I've read a lot, but didn't get a simple answer for 3 topics I'm interested about:
- Are there any 3rd party repos for NixOS? It seems some people overlay one package, but I cannot find entire packagesets such as the one in Nixpkgs. Are channels used for that? Would I be able to have my own repo with several packages? Can I have more than 1 repo in my Nix system, and set which package install each program from?
- Would it be possible, for propietary software compiled directly for NixOS, to have a binary-only (as opposed to source, or binary+patched) repository? Everything I see is either source+cache or binary+patched, but nothing like binary especifically for NixOS.
- Let's say I want to add some extra, propietary codecs unavailable to NixOS. How would I be able to change a dependency so that each package dependent on it automatically picked it? Could I switch a dependency for a certain repo from one of another, different repo?
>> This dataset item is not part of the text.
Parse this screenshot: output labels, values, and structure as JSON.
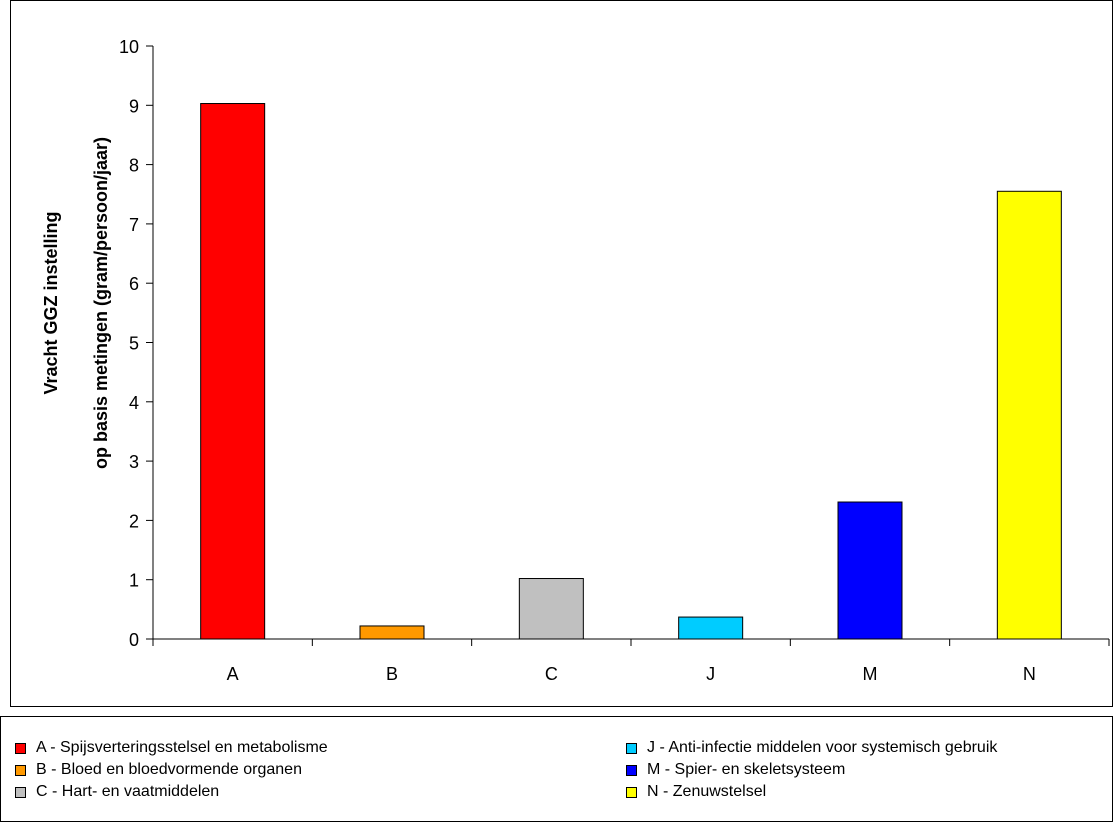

Thank you for your support guys!
Nix has "flakes", which allow you to share Nix code in a Git repository, it's like repos on steroids. There are many Git projects that offer new packages (such as nix-gaming) or NixOS modules (such as my project nixos-router), or even just Nix code (such as my projects notlua and notnft, which allow you to write Lua code and nftables rules in Nix), or any combination thereof.
Kind of. You first have to understand what Nix derivations are - builders that take certain inputs (such as certain versions of libraries) and produce some outputs.
What happens if the inputs (such as a library version) change? The outputs change as well - previously it was /nix/store/abcdefgh-libfoo/lib/libfoo.so, now it's /nix/store/ijklmnop-libfoo/lib/libfoo.so - the path to libfoo changes, and the binary's RPATH reflects that.
So if you want to package binary software for NixOS, you either have to pin library versions (so the paths don't ever change), or patch the binary.
It depends on what those codecs are.
Let's say they are a binary. In that case, you install them and they get added to your PATH - easy.
Let's say they are some data files. In that case you install it and it gets put into XDG_DATA_DIRS - easy.
Let's say it's a shared library (.so). First question - how is that .so loaded? By which program? From where?
Depending on the answer, what you have to do changes as well. You may have to override some core media library, or ffmpeg, or maybe you can override VLC, or VLC's ffmpeg, but not system ffmpeg. Or, it may be the case that a simple LD_LIBRARY_PATH change will do it for you.
Basically - it depends. That's why NixOS requires a deeper knowledge of Linux, or forces you to learn.